Review for "Invisible Americans: The Tragic Cost of Poverty" by Jeff Madrick (2020) Rating: 4 out of 5 stars
Throughout this book, Jeff Madrick, an economist, proposes that the solution to the very complex problem of child poverty is to give children and their families cash. While I am not going to go into why I completely disagree that we cannot simply throw a monthly cash allowance at a problem that is very much rooted in the history of racism, discrimination, and just plain bad government policy, I will critique the book itself.
Many of the arguments presented in this book are very compelling. Madrick explains why current measures of poverty are woefully out of date and inaccurate. He discusses the flawed political underpinnings of the notion of “deserving” and “undeserving” poor, as well as an extensive attack of the idea of the “culture of poverty” which often position Black and Latinx communities as hopeless victims instead of people who desire to lift their circumstances.

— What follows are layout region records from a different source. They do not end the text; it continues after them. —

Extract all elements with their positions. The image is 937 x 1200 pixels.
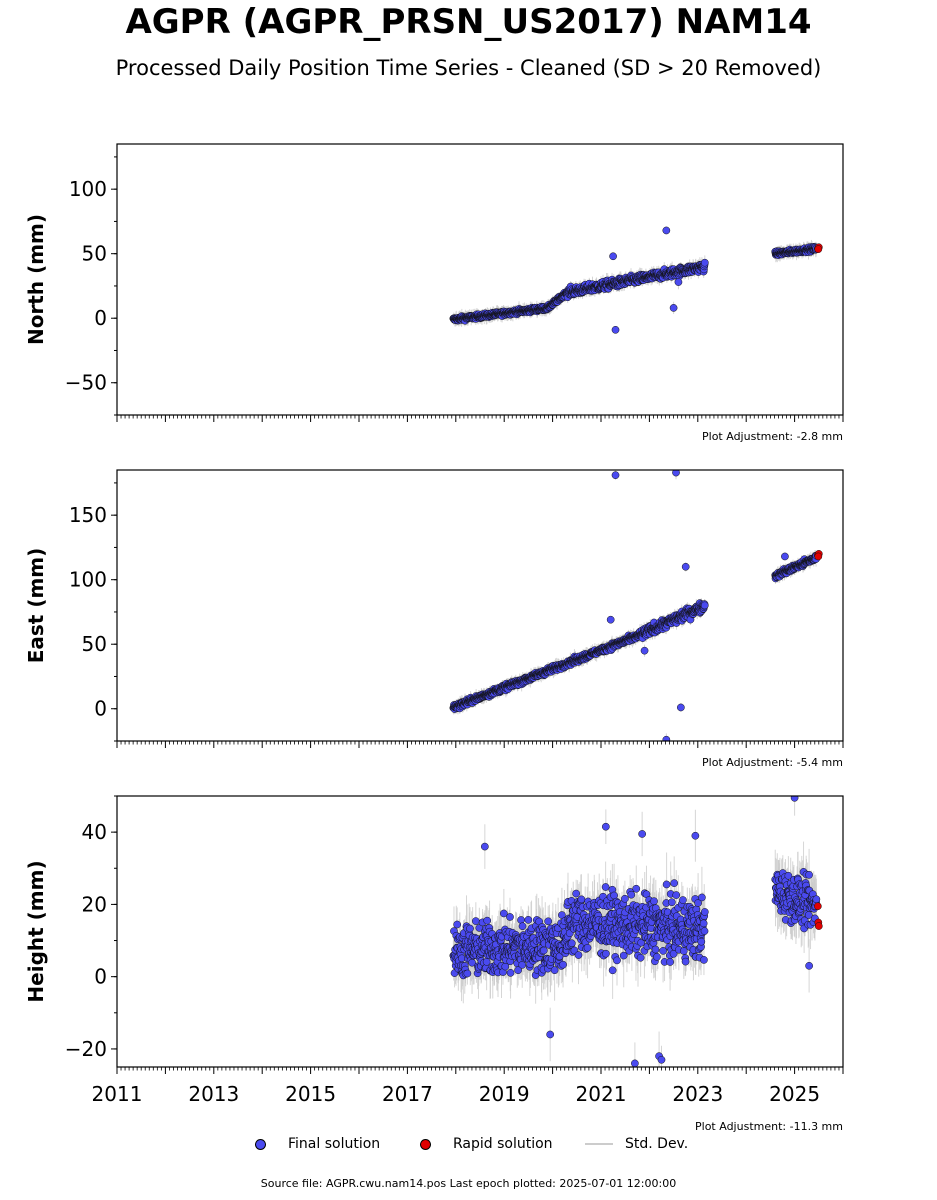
rapid-solution-point (814, 245, 823, 254)
final-solution-point (700, 601, 709, 610)
final-solution-point (611, 325, 620, 334)
y-tick-label: 100 (69, 177, 107, 201)
final-solution-point (674, 278, 683, 286)
final-solution-point (672, 470, 680, 477)
chart-title: AGPR (AGPR_PRSN_US2017) NAM14 (125, 2, 812, 42)
final-solution-point (611, 471, 620, 480)
y-tick-label: −50 (65, 371, 107, 395)
final-solution-point (662, 226, 671, 235)
final-solution-point (781, 552, 789, 561)
plot-area-east (449, 470, 823, 741)
plot-adjustment-note: Plot Adjustment: -2.8 mm (702, 430, 843, 443)
rapid-solution-point (814, 552, 823, 561)
panel-east: 0 50 100 150 East (mm) Plot Adjustment: -5.4 … (24, 469, 844, 769)
axes-frame (116, 143, 844, 416)
final-solution-point (700, 258, 709, 267)
y-tick-label: 150 (69, 503, 107, 527)
plot-adjustment-note: Plot Adjustment: -5.4 mm (702, 756, 843, 769)
y-tick-label: 0 (94, 306, 107, 330)
final-solution-point (609, 252, 617, 261)
final-solution-point (669, 304, 678, 312)
final-solution-point (640, 646, 649, 655)
plot-area-height (449, 796, 823, 1067)
panel-north: −50 0 50 100 North (mm) Plot Adjustment: -2.8… (24, 143, 844, 443)
y-tick-label: 50 (82, 632, 107, 656)
stddev-bars (452, 470, 817, 741)
final-solution-point (681, 562, 690, 571)
y-tick-label: 100 (69, 568, 107, 592)
final-solution-point (662, 735, 671, 741)
y-axis-label: East (mm) (24, 548, 48, 664)
y-tick-label: 50 (82, 242, 107, 266)
final-solution-point (677, 703, 685, 712)
final-points (449, 226, 821, 334)
chart-subtitle: Processed Daily Position Time Series - C… (115, 56, 822, 80)
final-solution-point (606, 615, 615, 624)
final-points (449, 470, 821, 741)
plot-area-north (449, 226, 823, 334)
y-tick-label: 0 (94, 697, 107, 721)
y-axis-label: North (mm) (24, 214, 48, 345)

Despite all of these “right on target” themes, I must admit that this book is very dense and not very accessible to the masses. There are lots of statistics, heavy handed explanations, and acronyms that are intended more for policymakers than the typical curious reader who may stumble onto this book. While Madrick does present a compelling case for why child poverty is a moral failing and its devastating consequences, I would have liked to see this book’s language a lot more readable for the masses.